NUL (0x00) is not in this list. No control characters other than HTAB are valid in HTTP token positions.
RFC 9112 §7.1.1 specifies:
“chunk-ext-name = token”
And provides context:
“A recipient MUST ignore unrecognized chunk extensions.”
This “ignore” directive applies to syntactically valid extensions with unrecognized names, not to extensions containing illegal characters.
RFC 9112 §7.1.1 also states:
“A server ought to limit the total length of chunk extensions received in a request to an amount reasonable for the services provided, in the same way that it applies length limitations and timeouts for other parts of a message, and generate an appropriate 4xx (Client Error) response if that amount is exceeded.”
Step-by-Step ABNF Violation
- The parser reads
chunk-size=5(valid HEXDIG). - The parser encounters
;– this starts achunk-extproduction. - After
;and optional BWS, the parser expectschunk-ext-name=token=1*tchar. - The next byte is
\x00(NUL). NUL is not atchar– it is not in the exhaustive list of permitted characters. - Since the first character fails to match
tchar, thetokenproduction requires at least onetchar, sochunk-ext-namefails. - The
chunk-extproduction cannot be satisfied, and the entirechunkproduction is invalid.

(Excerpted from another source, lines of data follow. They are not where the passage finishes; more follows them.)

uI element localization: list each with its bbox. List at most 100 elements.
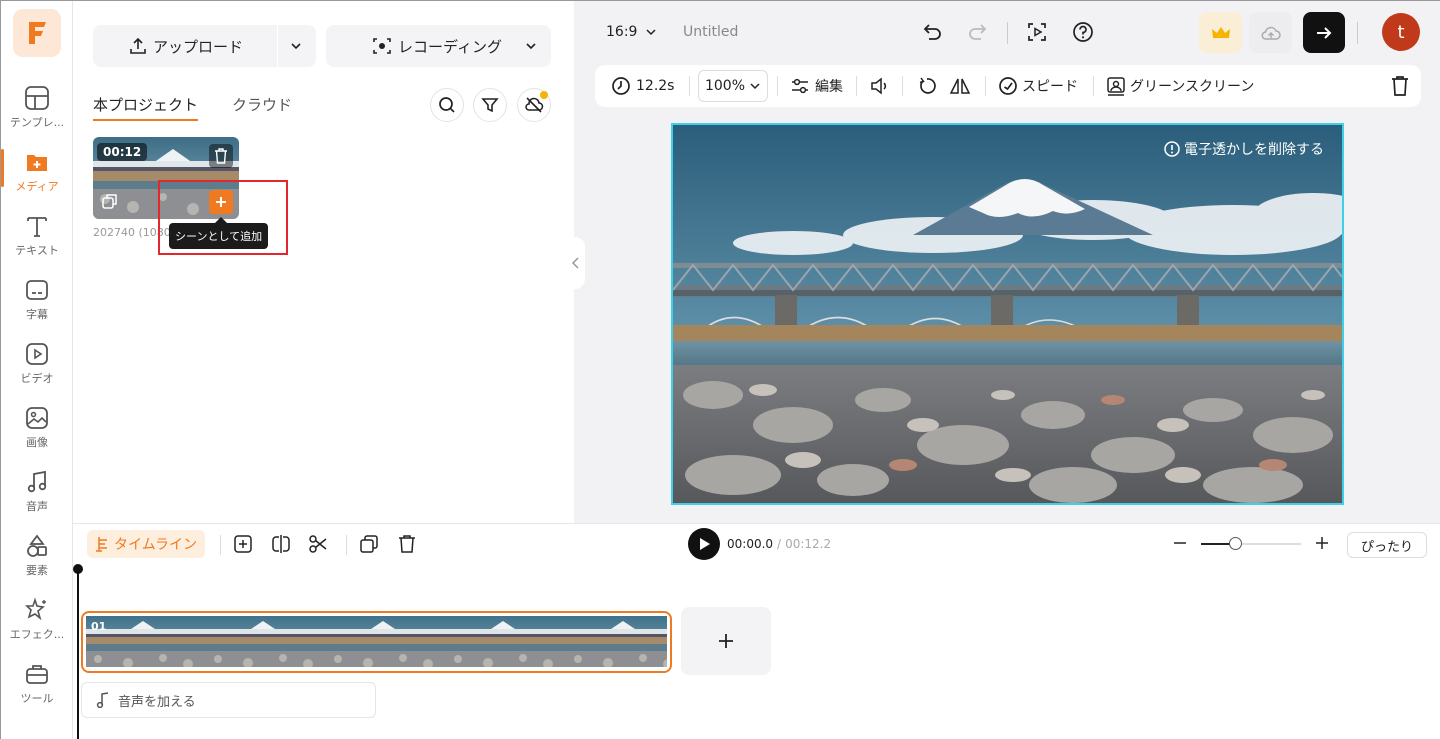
collapse-panel-button[interactable] <box>567 237 585 289</box>
total-time: 00:12.2 <box>785 537 832 551</box>
divider <box>220 535 221 555</box>
sidebar-item-elements[interactable]: 要素 <box>1 529 73 591</box>
media-panel <box>73 1 573 523</box>
sidebar-item-label: テキスト <box>15 244 59 257</box>
green-screen-icon <box>1106 76 1126 96</box>
screen-record-icon <box>1026 21 1048 43</box>
tools-icon <box>24 661 50 687</box>
app-logo[interactable] <box>13 9 61 57</box>
speed-button[interactable]: スピード <box>998 65 1078 107</box>
screen-record-button[interactable] <box>1026 21 1048 43</box>
premium-dot <box>540 91 548 99</box>
green-screen-label: グリーンスクリーン <box>1130 79 1255 95</box>
filter-icon <box>481 96 499 114</box>
sidebar-item-text[interactable]: テキスト <box>1 209 73 271</box>
zoom-out-button[interactable] <box>1173 536 1187 550</box>
export-button[interactable] <box>1303 12 1345 53</box>
clip-index: 01 <box>91 620 107 633</box>
video-preview[interactable]: 電子透かしを削除する <box>671 123 1344 505</box>
undo-button[interactable] <box>921 21 943 43</box>
zoom-slider-track[interactable] <box>1201 537 1301 550</box>
split-button[interactable] <box>271 534 291 554</box>
remove-watermark-button[interactable]: 電子透かしを削除する <box>1164 139 1324 159</box>
elements-icon <box>24 533 50 559</box>
duplicate-button[interactable] <box>359 534 379 554</box>
record-label: レコーディング <box>398 37 502 56</box>
aspect-ratio-select[interactable]: 16:9 <box>606 24 657 40</box>
sidebar-item-label: メディア <box>15 180 59 193</box>
cloud-save-button[interactable] <box>1249 12 1292 53</box>
cloud-off-button[interactable] <box>517 88 551 122</box>
record-button[interactable]: レコーディング <box>326 25 551 67</box>
delete-button[interactable] <box>397 534 417 554</box>
sidebar-item-label: ビデオ <box>20 372 54 385</box>
minus-icon <box>1173 536 1187 550</box>
help-button[interactable] <box>1072 21 1094 43</box>
redo-icon <box>967 21 989 43</box>
project-title[interactable]: Untitled <box>683 24 738 40</box>
thumb-duration: 00:12 <box>97 143 148 161</box>
flip-button[interactable] <box>949 65 971 107</box>
sidebar-item-templates[interactable]: テンプレ... <box>1 81 73 143</box>
sidebar-item-images[interactable]: 画像 <box>1 401 73 463</box>
zoom-select[interactable]: 100% <box>698 70 768 102</box>
cut-button[interactable] <box>308 534 328 554</box>
zoom-slider-handle[interactable] <box>1229 537 1242 550</box>
trash-icon <box>397 534 417 554</box>
divider <box>1007 22 1008 44</box>
volume-button[interactable] <box>870 65 890 107</box>
add-audio-track[interactable]: 音声を加える <box>81 682 376 718</box>
speaker-icon <box>870 77 890 95</box>
timeline-label: タイムライン <box>114 537 198 553</box>
delete-media-button[interactable] <box>209 144 233 168</box>
plus-icon <box>1315 536 1329 550</box>
sidebar-item-subtitles[interactable]: 字幕 <box>1 273 73 335</box>
sidebar-item-effects[interactable]: エフェク... <box>1 593 73 655</box>
delete-clip-button[interactable] <box>1390 65 1410 107</box>
tab-project[interactable]: 本プロジェクト <box>93 94 199 121</box>
rotate-button[interactable] <box>917 65 937 107</box>
sidebar-item-media[interactable]: メディア <box>1 145 73 207</box>
media-icon <box>24 149 50 175</box>
trash-icon <box>214 148 228 164</box>
timeline-tab[interactable]: タイムライン <box>87 530 206 558</box>
search-button[interactable] <box>430 88 464 122</box>
current-time: 00:00.0 <box>727 537 774 551</box>
add-clip-button[interactable] <box>681 607 771 675</box>
avatar[interactable]: t <box>1382 13 1420 51</box>
edit-button[interactable]: 編集 <box>790 65 843 107</box>
sidebar-item-audio[interactable]: 音声 <box>1 465 73 527</box>
add-box-icon <box>233 534 253 554</box>
trash-icon <box>1390 75 1410 97</box>
time-separator: / <box>777 537 782 551</box>
cloud-off-icon <box>524 96 544 114</box>
upload-button[interactable]: アップロード <box>93 25 316 67</box>
chevron-down-icon[interactable] <box>289 39 303 53</box>
divider <box>1357 22 1358 44</box>
rotate-icon <box>917 76 937 96</box>
divider <box>777 76 778 96</box>
zoom-in-button[interactable] <box>1315 536 1329 550</box>
add-scene-button[interactable] <box>233 534 253 554</box>
sidebar-item-tools[interactable]: ツール <box>1 657 73 719</box>
highlight-box <box>158 180 288 255</box>
redo-button[interactable] <box>967 21 989 43</box>
copy-icon <box>359 534 379 554</box>
video-frame-image <box>673 125 1342 503</box>
chevron-down-icon <box>749 80 761 92</box>
replace-icon[interactable] <box>102 193 118 209</box>
green-screen-button[interactable]: グリーンスクリーン <box>1106 65 1254 107</box>
sidebar-item-video[interactable]: ビデオ <box>1 337 73 399</box>
premium-button[interactable] <box>1199 12 1242 53</box>
timeline-clip[interactable]: 01 <box>81 611 672 673</box>
sidebar-item-label: 要素 <box>26 564 48 577</box>
playhead-line <box>77 571 79 739</box>
filter-button[interactable] <box>473 88 507 122</box>
duration-display[interactable]: 12.2s <box>611 65 674 107</box>
fit-button[interactable]: ぴったり <box>1347 532 1427 558</box>
zoom-value: 100% <box>704 78 746 94</box>
tab-cloud[interactable]: クラウド <box>232 94 292 119</box>
divider <box>346 535 347 555</box>
play-button[interactable] <box>688 528 720 560</box>
video-icon <box>24 341 50 367</box>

Real-World Smuggling Scenario
NUL bytes are particularly dangerous because of how C-based parsers handle them:
Attack vector: An attacker sends 5;\x00ext\r\n. A C-based parser using strlen() or similar string functions may treat the NUL byte as a string terminator, seeing only 5; (effectively a bare semicolon). It might then ignore the truncated extension and parse the chunk normally. Meanwhile, a parser that processes the raw byte stream sees the NUL as an invalid character and rejects the message. This disagreement enables desynchronization.
Memory safety implications: NUL bytes in unexpected positions have historically caused buffer over-reads and information disclosure in HTTP servers. CVE-2019-5482 (curl) involved NUL byte handling in TFTP URLs, and similar NUL injection issues have been found in HTTP parsers where control characters cause truncation or bypass validation logic.
The broader class of control-character injection in chunk extensions was identified as a smuggling vector in chunked encoding research, where parsers disagree on whether to reject, truncate, or pass through control characters in extension fields.